Champaign-Urbana Mass Transit District - Public Transit Before The MTD

Public Transit Before The MTD

In 1854 the first rail lines in the region were laid 2 miles west of Urbana by the Illinois Central Railroad. The city of Urbana initially wanted nothing to do with the new railroad economy, so a new city, originally named West Urbana, was created to help serve the needs of the railroad. In 1860 West Urbana was renamed Champaign, and subsequently developed into an important railroad town. The station served as a stopover on the way from New Orleans to Chicago, and vice versa. In 1909 this was expanded to also include service from Chicago to Jacksonville, Florida.

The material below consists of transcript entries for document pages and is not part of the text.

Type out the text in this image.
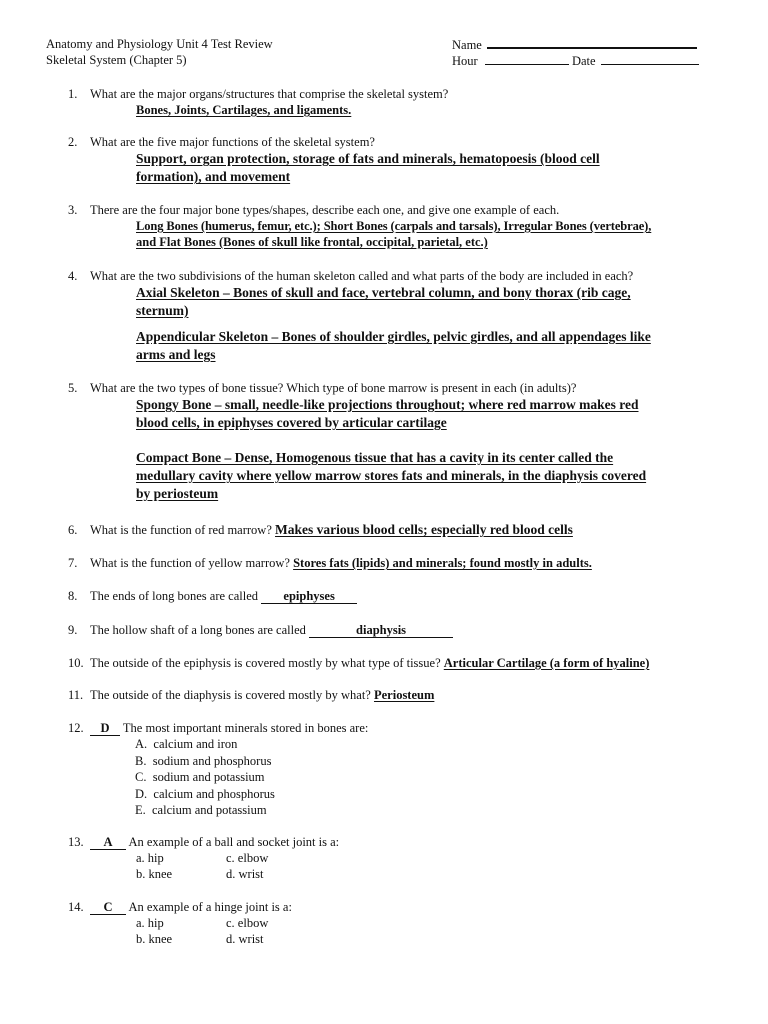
Anatomy and Physiology Unit 4 Test Review
Skeletal System (Chapter 5)
Name
Hour	Date
1.	What are the major organs/structures that comprise the skeletal system?
Bones, Joints, Cartilages, and ligaments.
2.	What are the five major functions of the skeletal system?
Support, organ protection, storage of fats and minerals, hematopoesis (blood cell
formation), and movement
3.	There are the four major bone types/shapes, describe each one, and give one example of each.
Long Bones (humerus, femur, etc.); Short Bones (carpals and tarsals), Irregular Bones (vertebrae),
and Flat Bones (Bones of skull like frontal, occipital, parietal, etc.)
4.	What are the two subdivisions of the human skeleton called and what parts of the body are included in each?
Axial Skeleton – Bones of skull and face, vertebral column, and bony thorax (rib cage,
sternum)
Appendicular Skeleton – Bones of shoulder girdles, pelvic girdles, and all appendages like
arms and legs
5.	What are the two types of bone tissue? Which type of bone marrow is present in each (in adults)?
Spongy Bone – small, needle-like projections throughout; where red marrow makes red
blood cells, in epiphyses covered by articular cartilage
Compact Bone – Dense, Homogenous tissue that has a cavity in its center called the
medullary cavity where yellow marrow stores fats and minerals, in the diaphysis covered
by periosteum
6.	What is the function of red marrow? Makes various blood cells; especially red blood cells
7.	What is the function of yellow marrow? Stores fats (lipids) and minerals; found mostly in adults.
8.	The ends of long bones are called epiphyses
9.	The hollow shaft of a long bones are called	diaphysis
10. The outside of the epiphysis is covered mostly by what type of tissue? Articular Cartilage (a form of hyaline)
11. The outside of the diaphysis is covered mostly by what? Periosteum
12.	D The most important minerals stored in bones are:
A.  calcium and iron
B.  sodium and phosphorus
C.  sodium and potassium
D.  calcium and phosphorus
E.  calcium and potassium
13.	A An example of a ball and socket joint is a:
a. hip	c. elbow
b. knee	d. wrist
14.	C An example of a hinge joint is a:
a. hip	c. elbow
b. knee	d. wrist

The first trolley service in the area was established in 1863, when the Urbana Railroad Company was created to link Urbana and Champaign. These first trolleys were drawn by horses or mules. By 1890, work had begun on an electrified trolley system under the auspices of William B. McKinley. At its peak, this system had as many as 20 routes, including a nighttime "Owl Service" linking Champaign and Urbana.

Interurban streetcar service was also supplied to the area (and indeed to much of Illinois) by the Illinois Terminal Railroad Company, another brainchild of William McKinley. McKinley's scheme of selling electricity from the interurban system to the surrounding towns led to the founding of the Illinois Power and Light Company.

In 1901 the Illinois Motor Transit Company introduced a city bus system to the region, but they went bankrupt within the year. However, the inability of the trolley system to lay enough track to fully serve the area prompted the 1925 addition of another bus system by National City Bus Lines, a subsidiary of General Motors. In 1936, as was happening in other places across the nation, National City Bus Lines purchased the trolley system from the Illinois Power and Light Company and dismantled it. The last trolley operated on 10 November 1936. Within one month bus lines had become the dominant form of transportation in the city under the new name "Champaign-Urbana City Lines".

Ridership on the Champaign-Urbana City Lines was high, reaching 1,000,000 passengers served in 1958. Like most of America however, buses in Champaign-Urbana became less popular with the advent of affordable automobiles. On November 17, 1970, P.E. Cherry, the manager of Champaign-Urbana City Lines, published an article in the Courier stating that declining ridership, aging buses, and a rising deficit would force the line to close. The Illinois Commerce Commission conducted a hearing on the petition to close the city lines and suggested that rather than close the lines, a referendum should be drafted to create a mass transit district.